If you already know C/C++ and need libraries for general programming, and for robots in particular, try looking at some of the available libraries:
C++ Standard Template Library (part of the language)
OpenCV (vision)
BOOST
ROS (Robot OS)

genom2:
For me it's more fun to use JAVA especially when it comes to multithreading or when it comes to code size. Because JAVA bytecode tends to be 4 times shorter than compiled C code for an AVR (@jwatte so it's C which 'use way too much resources'). In other words, if you write a C program which needs 8k flash (which is a complete ATmega8) an equivalent JAVA program only consumes 2k flash (leaving more than enough space for the (Haiku-)VM). I think this small code size comes from the fact that JAVA was originally designed for micro-controllers of the 90th.

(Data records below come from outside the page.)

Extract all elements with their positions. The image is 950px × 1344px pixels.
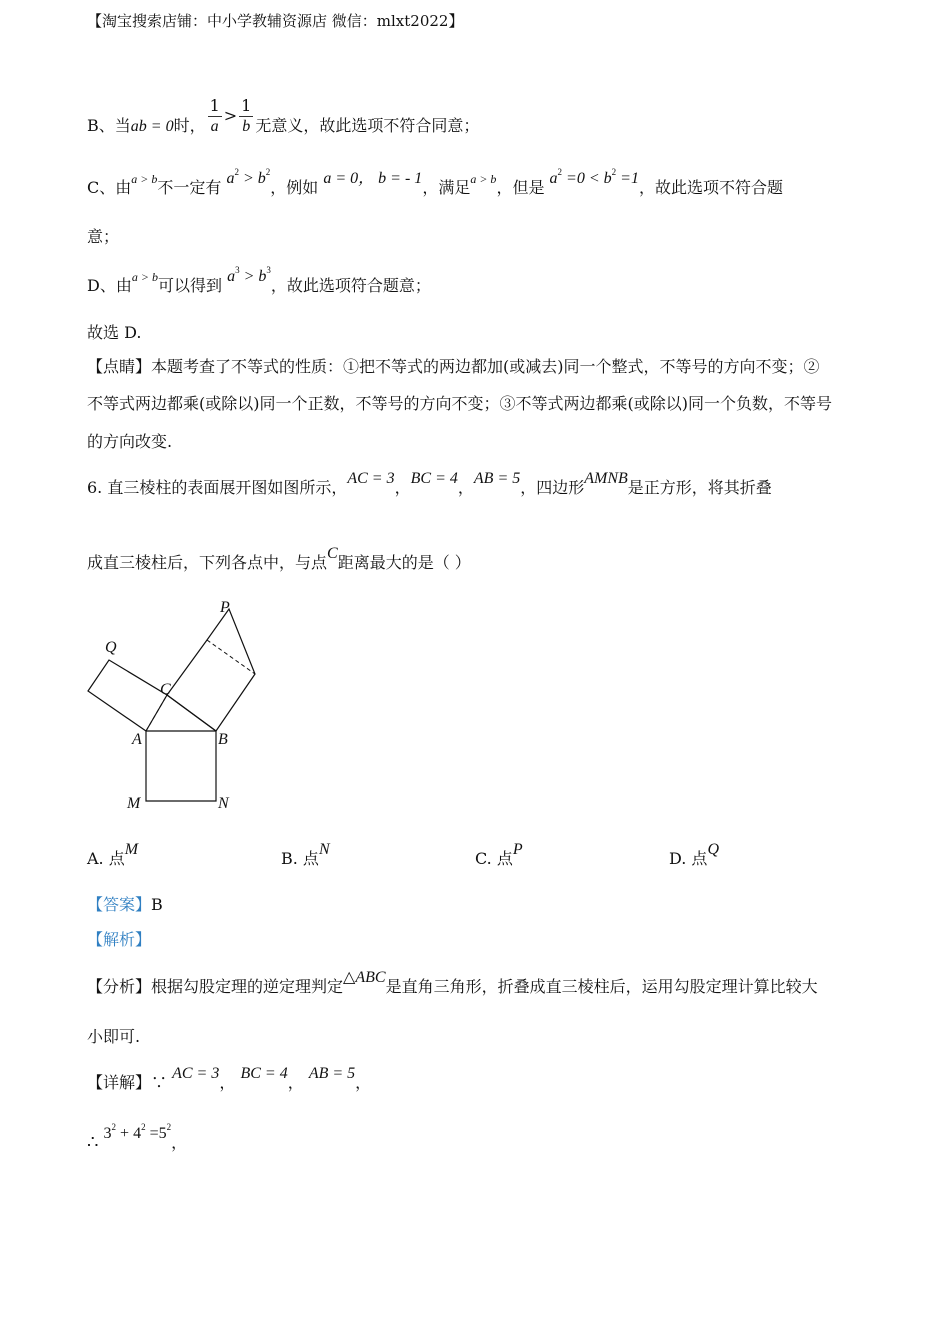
option-d-t1: 可以得到	[157, 276, 222, 295]
label-n: N	[218, 795, 229, 812]
label-c: C	[160, 681, 171, 698]
comma: ，	[394, 478, 411, 497]
pythagoras-equation: $3^2 + 4^2 =5^2$	[103, 1122, 172, 1142]
ac-equals: AC = 3	[347, 470, 395, 487]
question-6-p4: 成直三棱柱后，下列各点中，与点	[87, 553, 328, 572]
rect-right	[167, 609, 255, 731]
fenxi-line-1: 【分析】根据勾股定理的逆定理判定△ABC是直角三角形，折叠成直三棱柱后，运用勾股定理计算比较大	[87, 969, 818, 996]
answer-value: B	[151, 895, 163, 914]
label-p: P	[220, 599, 230, 616]
gt-sign: >	[223, 106, 238, 125]
option-c-continued: 意；	[87, 227, 120, 246]
detail-bc: BC = 4	[240, 1065, 288, 1082]
option-c-t3: ，满足	[422, 178, 471, 197]
square-amnb	[146, 731, 216, 801]
option-b-choice: B. 点N	[281, 841, 330, 868]
option-c-counter: $a^2 =0 < b^2 =1$	[549, 167, 639, 187]
option-a-choice: A. 点M	[87, 841, 139, 868]
option-c-prefix: C、由	[87, 178, 132, 197]
note-line-2: 不等式两边都乘(或除以)同一个正数，不等号的方向不变；③不等式两边都乘(或除以)同一个负数，不等号	[87, 394, 832, 413]
option-c-squares: $a^2 > b^2$	[226, 167, 271, 187]
label-b: B	[218, 731, 228, 748]
detail-ac: AC = 3	[172, 1065, 220, 1082]
answer-tag: 【答案】	[87, 895, 152, 914]
option-c-condition: a > b	[131, 172, 158, 186]
note-line-1: 【点睛】本题考查了不等式的性质：①把不等式的两边都加(或减去)同一个整式，不等号的方向不变；②	[87, 357, 820, 376]
fraction-1-over-b: $\frac{1}{b}$	[241, 96, 252, 135]
option-c-t5: ，故此选项不符合题	[638, 178, 783, 197]
question-6-p5: 距离最大的是（ ）	[337, 553, 471, 572]
fenxi-line-2: 小即可.	[87, 1027, 141, 1046]
option-d-choice: D. 点Q	[669, 841, 719, 868]
option-d-prefix: D、由	[87, 276, 132, 295]
option-c-condition-2: a > b	[470, 172, 497, 186]
option-b-line	[87, 96, 480, 147]
analysis-tag: 【解析】	[87, 930, 152, 949]
header-banner: 【淘宝搜索店铺：中小学教辅资源店 微信：mlxt2022】	[87, 12, 464, 30]
option-b-suffix: 无意义，故此选项不符合同意；	[255, 116, 480, 135]
option-c-t1: 不一定有	[157, 178, 222, 197]
option-d-t2: ，故此选项符合题意；	[270, 276, 431, 295]
question-6-p3: 是正方形，将其折叠	[627, 478, 772, 497]
ab-equals: AB = 5	[473, 470, 521, 487]
option-b-prefix: B、当	[87, 116, 131, 135]
triangle-abc: △ABC	[343, 969, 386, 986]
prism-net-figure	[80, 598, 280, 818]
option-c-t4: ，但是	[496, 178, 545, 197]
amnb-label: AMNB	[584, 470, 628, 487]
option-d-condition: a > b	[131, 270, 158, 284]
option-c-choice: C. 点P	[475, 841, 523, 868]
option-c-t2: ，例如	[270, 178, 319, 197]
option-d-line	[87, 265, 431, 295]
question-6-p2: ，四边形	[520, 478, 585, 497]
detail-ab: AB = 5	[308, 1065, 356, 1082]
note-line-3: 的方向改变.	[87, 432, 173, 451]
label-a: A	[132, 731, 142, 748]
choose-line: 故选 D.	[87, 323, 142, 342]
question-6-intro: 6. 直三棱柱的表面展开图如图所示，	[87, 478, 348, 497]
option-c-line	[87, 167, 783, 197]
rect-left	[88, 660, 167, 731]
comma: ，	[457, 478, 474, 497]
therefore-symbol: ∴	[87, 1132, 99, 1153]
question-6-line-1	[87, 470, 772, 497]
detail-line-1: 【详解】∵ AC = 3， BC = 4， AB = 5，	[87, 1065, 372, 1092]
fenxi-tag: 【分析】	[87, 977, 152, 996]
fraction-1-over-a: $\frac{1}{a}$	[209, 96, 220, 135]
option-d-cubes: $a^3 > b^3$	[227, 265, 271, 285]
bc-equals: BC = 4	[410, 470, 458, 487]
label-q: Q	[105, 639, 117, 656]
detail-tag: 【详解】∵	[87, 1073, 168, 1092]
label-m: M	[127, 795, 141, 812]
answer-line	[87, 897, 163, 913]
point-c-label: C	[327, 545, 338, 562]
option-c-example: a = 0， b = - 1	[323, 170, 423, 187]
option-b-condition: ab = 0	[130, 118, 174, 135]
option-b-mid: 时，	[173, 116, 206, 135]
detail-line-2: ∴ $3^2 + 4^2 =5^2$，	[87, 1122, 188, 1153]
question-6-line-2	[87, 545, 471, 572]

@jwatte: BTW this thread is about ATMega-32 micro-controller (and JAVA). I never have heard, that ROS (Robot OS) runs on ATMega-32.

jwatte:

--- Quote --- I never have heard, that ROS (Robot OS) runs on ATMega-32.

--- End quote ---

Well, there are ROS slave devices that run on Atmega. But the actual suggestion was that, if you're going to run on a machine where the "nice Java libraries" are available, then you might as well run with C++, because it, too, has "nice libraries."
The specific quote from the original poster was this:


--- Quote ---java has got a rich classes for such purpose and an ease in mathematical calculations

--- End quote ---

Which I translated to "nice libraries."

Doing computer vision on an Atmega? Not gonna work, no matter what the library and language!


--- Quote ---it's C which 'use way too much resources

--- End quote ---

I was actually talking about the libraries, not the language. If you want a really compact language, try tokenized Forth :-)
If a VM or interpreted language of some sort hits your performance goals, but all means, use it as code compression!